I always try and take one day every fortnight where I do absolutely nothing and not feel guilty about it. If it’s raining that’s always a great day to do it. Stay inside, read a book, watch a movie, have a nap, and have some ‘you time.’
You might feel you are missing out by not seeing every single thing in every single place you visit, but trust me, it will preserve your sanity.
Even on holiday, you need to look after yourself.
Mix up your activities
I couldn’t have had only one ‘type’ of holiday for 100 days. I would go mad with the boredom/repetitiveness.
Sure, I could have had a $1,000 per night overwater bungalow at the Conrad Rangali in the Maldives with endless room service and day spas, but after a week I would have been ready to do something different. Equally I can’t do walking tours around a big city for 10 cities in a row.
Where possible, mix up your activities. If you’re sick of lying on the beach, explore a nearby town. Feeling overwhelmed by a city? Do a day trip out in the countryside. If you’re sick of the cold weather see if you can do a side-trip skiing somewhere. It can get boring doing nothing believe it or not. After a week of lying on the beautiful sleepy beaches of Ksamil, Albania, it was wonderful to catch the ferry over to the Greek island of Corfu and explore the bustling old fort town.

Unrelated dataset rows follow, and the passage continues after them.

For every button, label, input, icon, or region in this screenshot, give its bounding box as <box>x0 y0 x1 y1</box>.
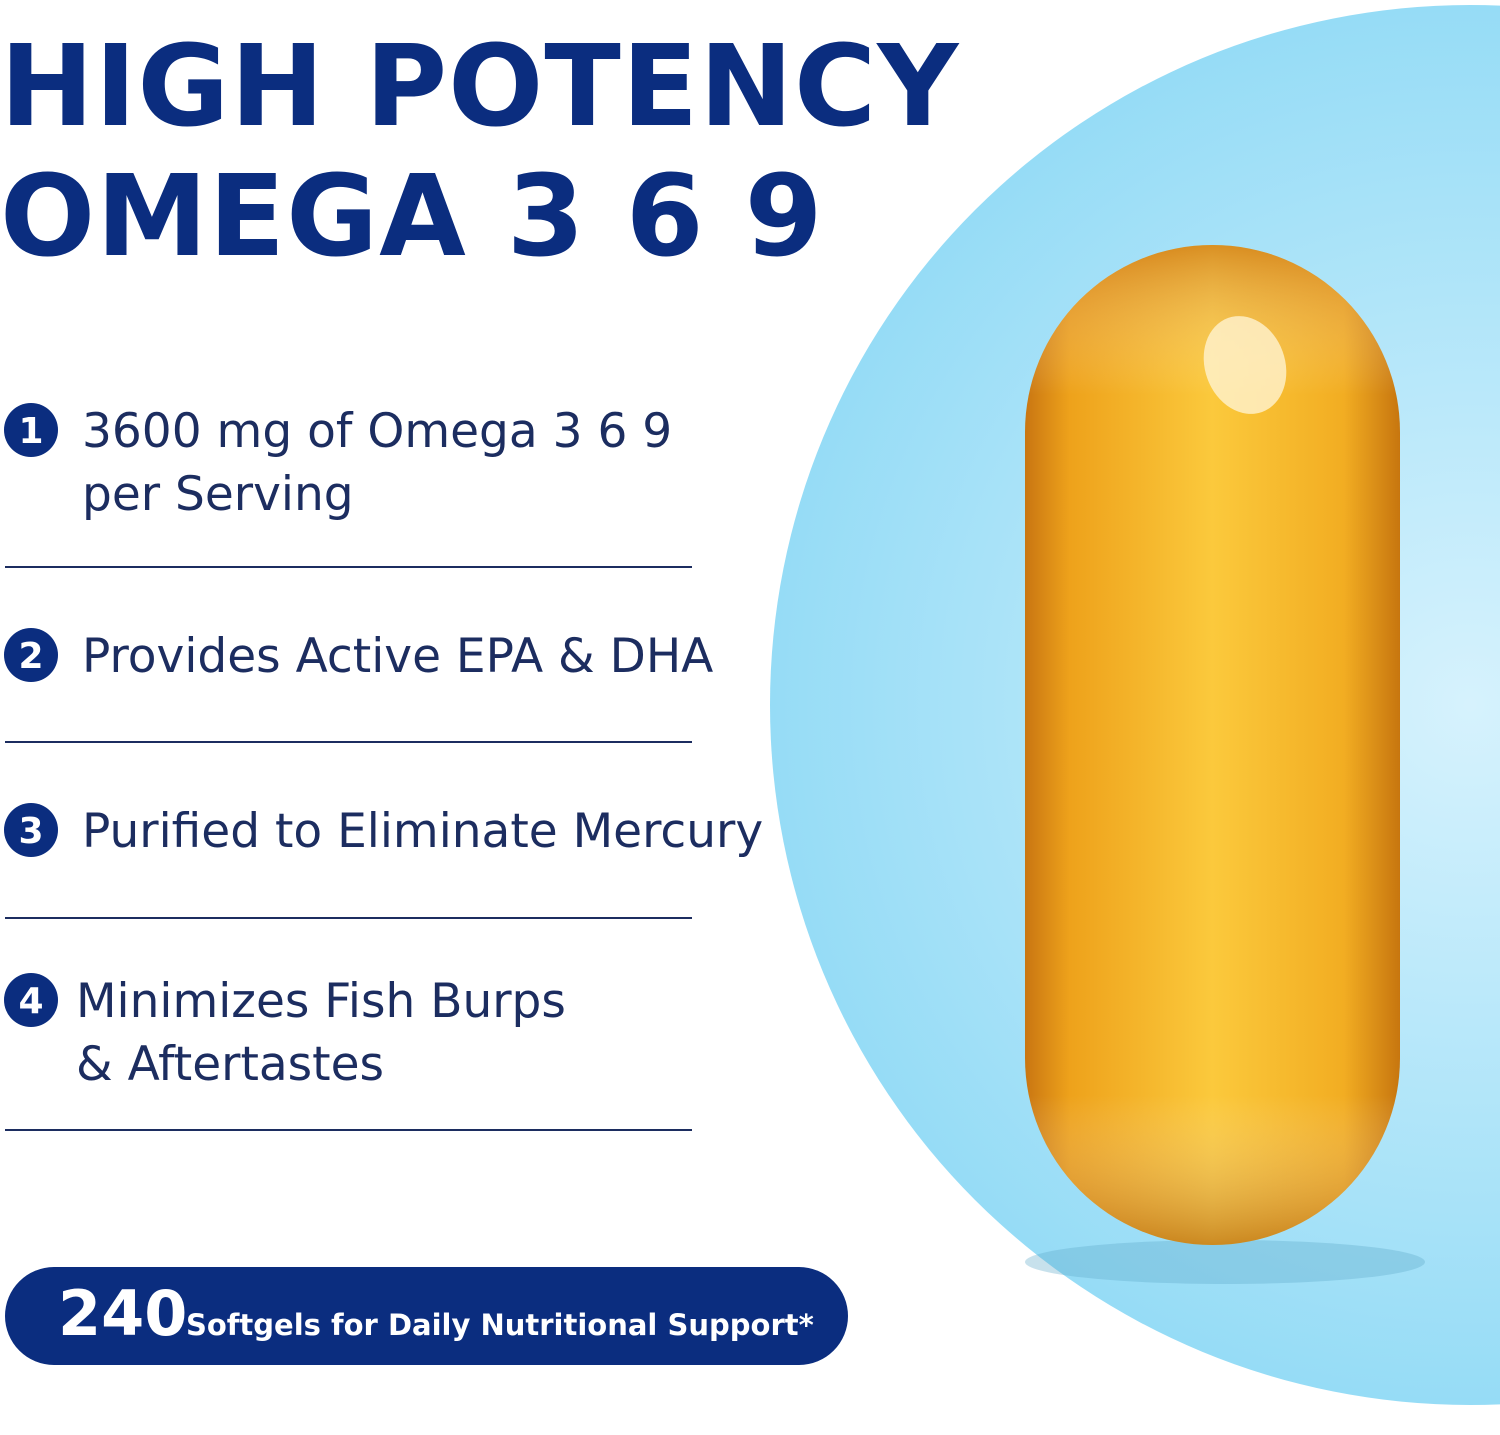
feature-text: & Aftertastes <box>76 1037 384 1092</box>
title-line: HIGH POTENCY <box>0 22 960 152</box>
badge <box>5 1267 848 1365</box>
title-line: OMEGA 3 6 9 <box>0 152 824 282</box>
number-badge <box>4 403 58 457</box>
feature-text: Provides Active EPA & DHA <box>82 629 713 684</box>
feature-text: 3600 mg of Omega 3 6 9 <box>82 404 672 459</box>
capsule-shade <box>1025 245 1400 1245</box>
badge-count: 240 <box>58 1277 187 1350</box>
feature-text: per Serving <box>82 467 354 522</box>
feature-text: Minimizes Fish Burps <box>76 974 566 1029</box>
number-badge <box>4 973 58 1027</box>
number-badge <box>4 803 58 857</box>
number-badge <box>4 628 58 682</box>
badge-text: Softgels for Daily Nutritional Support* <box>186 1308 814 1342</box>
capsule-highlight <box>1203 316 1287 414</box>
feature-number: 4 <box>18 981 43 1022</box>
capsule-shadow <box>1025 1240 1425 1284</box>
feature-number: 1 <box>18 411 43 452</box>
feature-number: 2 <box>18 636 43 677</box>
feature-text: Purified to Eliminate Mercury <box>82 804 763 859</box>
feature-number: 3 <box>18 811 43 852</box>
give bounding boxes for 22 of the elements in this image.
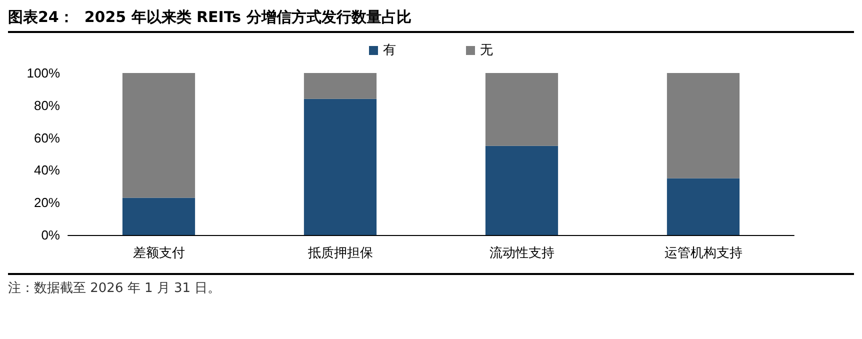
legend-label: 有 [383,43,396,58]
y-tick-label: 40% [34,162,60,178]
bar [666,178,740,235]
y-tick-label: 80% [34,98,60,113]
bar [304,73,377,99]
bar [122,198,196,235]
bar [122,73,196,198]
text: 注：数据截至 2026 年 1 月 31 日。 [8,280,222,298]
x-tick-label: 流动性支持 [489,245,554,261]
bar [304,98,377,235]
bar [485,73,558,146]
chart-title: 图表24： 2025 年以来类 REITs 分增信方式发行数量占比 [8,8,854,33]
bar [485,146,558,235]
x-tick-label: 抵质押担保 [306,246,373,261]
x-tick-label: 差额支付 [132,246,185,261]
legend-label: 无 [480,43,493,58]
y-tick-label: 100% [26,66,60,80]
y-tick-label: 20% [34,195,60,210]
x-tick-label: 运管机构支持 [664,246,742,261]
y-tick-label: 60% [34,130,60,146]
y-tick-label: 0% [41,228,60,242]
bar [666,73,740,178]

This is one of the last things you’ll feel like doing but one of the most important. I found going for a run or long walk as soon as I woke up was the only time each day I found the time and energy to do regular exercise. Jogging through the back streets of Bosnia did receive some odd stares, but it felt like I earned that afternoon beer that would call my name as soon as the sun started to set!
I also try and have at least one alcohol-free day each week. This was harder than it sounds because it wasn’t like I had work the next day.
Logistics back home
Life will go on back home. Bills will be due, mail will be sent to you, errands will still be required. Obviously move as much of your physical mail online as you can. It’s also a great help if you have loved ones back home that can occasionally help out by checking on your property, opening/sending you your mail and even helping with the odd errand. You can certainly bring them back some souvenirs in gratitude.
Don’t forget to pay your bills on time — they will not accept ‘I was on a really long holiday’ as an excuse for not paying on time.
Ben often talks about his ‘ultimate first world problems.’ And I admit sometimes I laugh when he notes something like the small size of his on-board shower, or the less-than-stellar year of his vintage champagne.
Equally I’m sure some of you will laugh at the idea that anyone would need some sort of advice guide for how to cope with an extended holiday, other than to ‘relax, do what you want and enjoy.’ But if you are fortunate enough to travel for an extended time (and I do thoroughly recommend it!), it’s important for your sanity and well-being to look after yourself.
Do you have any tips for long-term traveling?